Some patients will make the wrong decision - bad policy. This is
overkill, perhaps literally.

If a local ED is truly overburdened with routine medical problems, the
proper management should be to adjust capacity in the health care
system. If primary care services need to be extended to evening and
weekend hours, improve capacity so that can be done. If the void can be
filled with a free-standing urgent care clinic, then establish that. The
ED itself could be expanded to include a wing for less urgent problems,
staffed with a nurse practitioner of primary care physician, if
appropriate for the community. The marginal cost should not be much
different from a free-standing, off-hours clinic, if that.
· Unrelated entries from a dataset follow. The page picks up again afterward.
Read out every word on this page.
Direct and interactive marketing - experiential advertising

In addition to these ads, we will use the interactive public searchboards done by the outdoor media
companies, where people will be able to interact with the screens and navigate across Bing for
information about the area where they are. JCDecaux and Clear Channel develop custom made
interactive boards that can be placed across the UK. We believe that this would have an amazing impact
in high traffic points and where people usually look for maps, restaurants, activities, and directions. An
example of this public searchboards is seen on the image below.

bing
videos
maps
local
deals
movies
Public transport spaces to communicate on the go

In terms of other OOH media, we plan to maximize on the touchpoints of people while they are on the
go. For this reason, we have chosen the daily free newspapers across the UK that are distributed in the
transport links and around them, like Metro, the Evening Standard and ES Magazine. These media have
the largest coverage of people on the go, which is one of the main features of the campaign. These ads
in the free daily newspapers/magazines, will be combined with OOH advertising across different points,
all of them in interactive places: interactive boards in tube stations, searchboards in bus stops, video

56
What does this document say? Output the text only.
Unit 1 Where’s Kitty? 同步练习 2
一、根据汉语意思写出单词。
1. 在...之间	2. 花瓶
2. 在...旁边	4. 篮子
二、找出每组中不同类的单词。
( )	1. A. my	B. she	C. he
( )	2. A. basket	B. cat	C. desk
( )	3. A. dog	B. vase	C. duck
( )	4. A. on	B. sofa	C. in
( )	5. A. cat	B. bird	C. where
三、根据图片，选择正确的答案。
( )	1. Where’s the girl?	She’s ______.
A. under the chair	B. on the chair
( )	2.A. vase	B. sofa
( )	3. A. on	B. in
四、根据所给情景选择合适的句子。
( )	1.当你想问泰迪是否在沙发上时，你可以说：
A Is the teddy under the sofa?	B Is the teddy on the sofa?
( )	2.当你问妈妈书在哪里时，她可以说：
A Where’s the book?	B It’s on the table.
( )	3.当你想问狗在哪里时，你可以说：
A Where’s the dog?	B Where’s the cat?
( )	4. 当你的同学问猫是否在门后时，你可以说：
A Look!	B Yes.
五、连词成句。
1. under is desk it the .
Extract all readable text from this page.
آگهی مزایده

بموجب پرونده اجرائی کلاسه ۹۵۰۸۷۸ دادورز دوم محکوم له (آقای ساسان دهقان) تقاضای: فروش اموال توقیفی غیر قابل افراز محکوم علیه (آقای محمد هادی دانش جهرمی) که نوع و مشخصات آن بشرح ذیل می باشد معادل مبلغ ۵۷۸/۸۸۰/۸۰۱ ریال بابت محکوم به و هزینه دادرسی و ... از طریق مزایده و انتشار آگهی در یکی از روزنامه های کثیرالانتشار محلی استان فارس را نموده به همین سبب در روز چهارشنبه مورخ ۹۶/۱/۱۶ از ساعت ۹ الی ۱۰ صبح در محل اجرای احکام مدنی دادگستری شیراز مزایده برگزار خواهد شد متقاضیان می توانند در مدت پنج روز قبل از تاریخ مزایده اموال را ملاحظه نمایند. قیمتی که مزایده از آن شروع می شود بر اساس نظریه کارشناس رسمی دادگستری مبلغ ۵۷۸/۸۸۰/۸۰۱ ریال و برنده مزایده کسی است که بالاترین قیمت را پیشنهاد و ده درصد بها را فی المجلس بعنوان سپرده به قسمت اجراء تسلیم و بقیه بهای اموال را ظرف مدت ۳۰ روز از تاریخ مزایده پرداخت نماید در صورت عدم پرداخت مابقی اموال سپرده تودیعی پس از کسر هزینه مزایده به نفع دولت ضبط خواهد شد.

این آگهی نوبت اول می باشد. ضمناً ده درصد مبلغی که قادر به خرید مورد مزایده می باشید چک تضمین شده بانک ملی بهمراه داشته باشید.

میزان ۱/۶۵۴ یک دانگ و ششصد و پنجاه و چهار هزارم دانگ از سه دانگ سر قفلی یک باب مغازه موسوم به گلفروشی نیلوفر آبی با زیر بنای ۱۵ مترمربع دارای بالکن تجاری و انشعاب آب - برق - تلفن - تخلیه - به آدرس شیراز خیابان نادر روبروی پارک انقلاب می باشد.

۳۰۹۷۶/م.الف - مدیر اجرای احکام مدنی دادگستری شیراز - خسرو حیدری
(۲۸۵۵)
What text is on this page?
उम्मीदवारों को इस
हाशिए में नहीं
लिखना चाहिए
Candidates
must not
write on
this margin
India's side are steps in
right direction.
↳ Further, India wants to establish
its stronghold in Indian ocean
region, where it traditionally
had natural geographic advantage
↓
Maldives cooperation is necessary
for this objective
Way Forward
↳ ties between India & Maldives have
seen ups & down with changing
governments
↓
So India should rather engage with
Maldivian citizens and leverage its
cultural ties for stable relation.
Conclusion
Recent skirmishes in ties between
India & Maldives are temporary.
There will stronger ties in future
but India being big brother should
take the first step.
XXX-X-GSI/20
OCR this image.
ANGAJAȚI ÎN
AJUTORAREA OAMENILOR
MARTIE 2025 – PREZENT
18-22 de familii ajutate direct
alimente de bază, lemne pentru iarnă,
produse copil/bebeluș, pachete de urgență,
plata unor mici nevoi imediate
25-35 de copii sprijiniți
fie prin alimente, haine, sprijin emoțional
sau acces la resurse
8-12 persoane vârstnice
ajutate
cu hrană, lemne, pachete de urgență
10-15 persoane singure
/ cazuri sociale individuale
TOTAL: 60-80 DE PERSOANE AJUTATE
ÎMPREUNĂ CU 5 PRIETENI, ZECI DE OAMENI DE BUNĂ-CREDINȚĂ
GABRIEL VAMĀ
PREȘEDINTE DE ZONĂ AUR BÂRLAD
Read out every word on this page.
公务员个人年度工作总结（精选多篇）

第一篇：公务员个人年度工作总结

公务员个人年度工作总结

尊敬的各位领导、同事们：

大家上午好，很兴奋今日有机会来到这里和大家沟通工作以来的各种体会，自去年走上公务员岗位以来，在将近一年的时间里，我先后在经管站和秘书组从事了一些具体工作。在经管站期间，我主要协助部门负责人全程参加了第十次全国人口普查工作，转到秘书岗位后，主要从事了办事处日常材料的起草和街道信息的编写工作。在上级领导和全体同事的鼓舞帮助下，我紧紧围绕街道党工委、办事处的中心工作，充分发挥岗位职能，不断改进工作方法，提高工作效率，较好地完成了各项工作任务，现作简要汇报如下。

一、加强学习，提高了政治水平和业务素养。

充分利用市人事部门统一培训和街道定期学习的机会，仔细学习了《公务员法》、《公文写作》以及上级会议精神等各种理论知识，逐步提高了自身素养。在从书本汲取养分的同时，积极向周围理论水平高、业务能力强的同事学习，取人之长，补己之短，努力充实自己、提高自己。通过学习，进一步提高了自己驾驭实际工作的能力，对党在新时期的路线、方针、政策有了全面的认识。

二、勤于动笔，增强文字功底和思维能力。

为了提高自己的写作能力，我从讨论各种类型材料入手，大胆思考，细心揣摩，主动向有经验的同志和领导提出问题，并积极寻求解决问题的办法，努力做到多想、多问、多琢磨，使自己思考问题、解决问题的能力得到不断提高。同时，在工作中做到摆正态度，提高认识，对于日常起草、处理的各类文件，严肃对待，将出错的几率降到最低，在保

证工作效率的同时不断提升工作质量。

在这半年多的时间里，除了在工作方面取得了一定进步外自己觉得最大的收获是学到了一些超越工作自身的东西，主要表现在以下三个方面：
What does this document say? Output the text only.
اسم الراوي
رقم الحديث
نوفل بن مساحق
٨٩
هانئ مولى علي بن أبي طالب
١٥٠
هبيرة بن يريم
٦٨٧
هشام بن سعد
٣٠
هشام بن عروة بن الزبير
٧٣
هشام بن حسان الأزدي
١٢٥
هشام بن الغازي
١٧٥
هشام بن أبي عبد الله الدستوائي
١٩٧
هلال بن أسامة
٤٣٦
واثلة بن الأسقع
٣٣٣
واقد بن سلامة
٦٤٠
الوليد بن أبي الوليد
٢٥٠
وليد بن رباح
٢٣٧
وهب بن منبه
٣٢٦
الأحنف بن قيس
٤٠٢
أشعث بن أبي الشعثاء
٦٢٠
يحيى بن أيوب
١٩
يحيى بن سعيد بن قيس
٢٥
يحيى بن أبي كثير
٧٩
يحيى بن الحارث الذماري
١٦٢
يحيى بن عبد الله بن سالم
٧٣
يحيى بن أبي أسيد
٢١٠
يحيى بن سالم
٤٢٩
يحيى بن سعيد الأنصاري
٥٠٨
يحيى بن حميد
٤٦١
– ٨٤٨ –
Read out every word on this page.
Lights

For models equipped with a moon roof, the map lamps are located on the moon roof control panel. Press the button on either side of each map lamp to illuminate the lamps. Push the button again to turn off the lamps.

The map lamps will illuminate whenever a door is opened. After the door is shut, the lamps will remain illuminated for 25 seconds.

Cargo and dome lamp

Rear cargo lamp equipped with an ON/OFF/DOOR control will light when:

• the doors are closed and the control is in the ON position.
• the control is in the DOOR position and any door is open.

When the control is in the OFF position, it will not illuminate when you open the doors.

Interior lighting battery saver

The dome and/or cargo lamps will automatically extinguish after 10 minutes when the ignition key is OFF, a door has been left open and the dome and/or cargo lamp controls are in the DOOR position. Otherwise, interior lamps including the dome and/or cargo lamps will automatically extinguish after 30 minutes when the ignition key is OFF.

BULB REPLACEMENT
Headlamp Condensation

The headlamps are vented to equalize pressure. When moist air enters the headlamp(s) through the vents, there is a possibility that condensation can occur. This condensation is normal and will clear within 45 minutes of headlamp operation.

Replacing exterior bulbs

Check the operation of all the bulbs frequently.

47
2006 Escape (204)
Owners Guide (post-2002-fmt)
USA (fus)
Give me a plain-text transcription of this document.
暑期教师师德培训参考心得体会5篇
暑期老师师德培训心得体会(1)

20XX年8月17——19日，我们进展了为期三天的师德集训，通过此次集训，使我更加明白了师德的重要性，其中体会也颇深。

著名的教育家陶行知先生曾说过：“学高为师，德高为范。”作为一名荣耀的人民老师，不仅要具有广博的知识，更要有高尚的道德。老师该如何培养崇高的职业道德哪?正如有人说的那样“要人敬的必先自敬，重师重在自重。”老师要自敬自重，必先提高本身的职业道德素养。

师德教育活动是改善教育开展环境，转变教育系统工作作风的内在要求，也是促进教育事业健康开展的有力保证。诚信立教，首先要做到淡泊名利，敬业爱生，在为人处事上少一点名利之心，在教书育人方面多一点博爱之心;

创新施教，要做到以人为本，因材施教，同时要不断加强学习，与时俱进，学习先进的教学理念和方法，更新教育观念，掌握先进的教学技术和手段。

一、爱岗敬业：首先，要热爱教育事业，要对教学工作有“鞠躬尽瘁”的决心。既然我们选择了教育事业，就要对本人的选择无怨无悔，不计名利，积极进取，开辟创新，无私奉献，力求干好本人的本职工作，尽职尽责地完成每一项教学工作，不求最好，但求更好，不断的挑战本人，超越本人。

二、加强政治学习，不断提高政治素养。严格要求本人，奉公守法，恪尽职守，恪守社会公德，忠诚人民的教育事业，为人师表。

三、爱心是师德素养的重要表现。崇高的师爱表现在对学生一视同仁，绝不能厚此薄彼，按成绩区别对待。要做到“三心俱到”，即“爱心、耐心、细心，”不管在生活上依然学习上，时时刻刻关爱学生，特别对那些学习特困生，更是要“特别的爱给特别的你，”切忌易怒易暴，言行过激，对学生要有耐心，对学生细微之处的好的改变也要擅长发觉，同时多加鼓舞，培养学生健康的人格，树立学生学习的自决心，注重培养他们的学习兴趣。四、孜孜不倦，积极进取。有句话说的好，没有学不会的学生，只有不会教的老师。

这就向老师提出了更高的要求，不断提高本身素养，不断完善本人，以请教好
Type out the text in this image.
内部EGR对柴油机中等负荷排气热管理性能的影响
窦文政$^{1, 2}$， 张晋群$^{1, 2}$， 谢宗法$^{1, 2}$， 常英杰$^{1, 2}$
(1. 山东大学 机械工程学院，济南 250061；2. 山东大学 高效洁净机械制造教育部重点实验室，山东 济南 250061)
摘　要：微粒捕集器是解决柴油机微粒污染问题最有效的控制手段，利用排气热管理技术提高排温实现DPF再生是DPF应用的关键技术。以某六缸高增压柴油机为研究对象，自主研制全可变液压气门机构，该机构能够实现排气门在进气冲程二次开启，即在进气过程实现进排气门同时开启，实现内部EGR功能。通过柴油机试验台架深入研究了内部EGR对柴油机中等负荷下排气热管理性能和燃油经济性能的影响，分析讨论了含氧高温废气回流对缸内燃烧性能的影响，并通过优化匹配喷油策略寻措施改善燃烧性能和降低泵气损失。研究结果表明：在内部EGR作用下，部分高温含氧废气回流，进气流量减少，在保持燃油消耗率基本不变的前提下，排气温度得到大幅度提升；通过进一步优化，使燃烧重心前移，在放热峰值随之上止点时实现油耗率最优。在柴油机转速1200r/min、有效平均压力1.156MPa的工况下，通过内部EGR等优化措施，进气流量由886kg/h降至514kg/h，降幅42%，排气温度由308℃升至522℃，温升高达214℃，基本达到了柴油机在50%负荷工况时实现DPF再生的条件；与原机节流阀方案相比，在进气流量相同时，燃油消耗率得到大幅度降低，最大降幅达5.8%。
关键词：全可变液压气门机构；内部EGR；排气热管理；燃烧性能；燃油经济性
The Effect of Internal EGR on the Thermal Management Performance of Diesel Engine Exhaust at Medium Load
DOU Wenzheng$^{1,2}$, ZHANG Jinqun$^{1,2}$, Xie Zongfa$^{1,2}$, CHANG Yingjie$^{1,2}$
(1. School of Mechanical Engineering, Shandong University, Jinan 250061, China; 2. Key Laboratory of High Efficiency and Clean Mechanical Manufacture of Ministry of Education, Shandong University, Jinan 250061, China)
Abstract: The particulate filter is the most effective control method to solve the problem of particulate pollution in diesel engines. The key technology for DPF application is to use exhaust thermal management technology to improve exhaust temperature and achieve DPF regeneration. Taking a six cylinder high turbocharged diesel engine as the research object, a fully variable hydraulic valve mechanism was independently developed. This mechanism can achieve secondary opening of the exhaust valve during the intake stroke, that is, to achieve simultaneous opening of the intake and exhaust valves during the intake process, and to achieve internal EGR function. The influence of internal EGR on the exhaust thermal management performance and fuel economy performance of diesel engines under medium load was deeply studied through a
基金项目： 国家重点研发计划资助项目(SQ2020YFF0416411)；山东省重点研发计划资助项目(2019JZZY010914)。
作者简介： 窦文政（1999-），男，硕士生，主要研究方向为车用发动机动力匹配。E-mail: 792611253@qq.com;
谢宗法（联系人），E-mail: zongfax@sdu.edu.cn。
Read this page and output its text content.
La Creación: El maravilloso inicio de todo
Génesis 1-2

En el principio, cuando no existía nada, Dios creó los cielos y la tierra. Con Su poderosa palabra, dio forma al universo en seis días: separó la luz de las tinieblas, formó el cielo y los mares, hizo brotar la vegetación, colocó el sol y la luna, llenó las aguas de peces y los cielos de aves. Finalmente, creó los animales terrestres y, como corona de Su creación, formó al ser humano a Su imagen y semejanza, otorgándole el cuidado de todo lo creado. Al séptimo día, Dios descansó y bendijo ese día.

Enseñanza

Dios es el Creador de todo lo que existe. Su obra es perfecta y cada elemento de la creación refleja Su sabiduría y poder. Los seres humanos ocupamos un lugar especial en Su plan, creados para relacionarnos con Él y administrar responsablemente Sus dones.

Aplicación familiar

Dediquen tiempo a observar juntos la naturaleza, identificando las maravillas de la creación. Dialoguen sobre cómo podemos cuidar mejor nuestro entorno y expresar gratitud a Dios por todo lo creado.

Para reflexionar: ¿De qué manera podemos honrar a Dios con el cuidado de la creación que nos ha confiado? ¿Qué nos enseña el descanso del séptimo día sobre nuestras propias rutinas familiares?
Under a single payer system, some adjustments in capacity can be made by
administrators of the global budgets for the facilities. More extensive
changes might involve separate budgets established for capital
improvements. But creating financial barriers to care runs the risk of
having the patient decide to forgo beneficial health care that just
might possibly be lifesaving.

If the ED is crowded with the worried well, fix the system. Don't kill
the seriously ill patient hidden amongst them.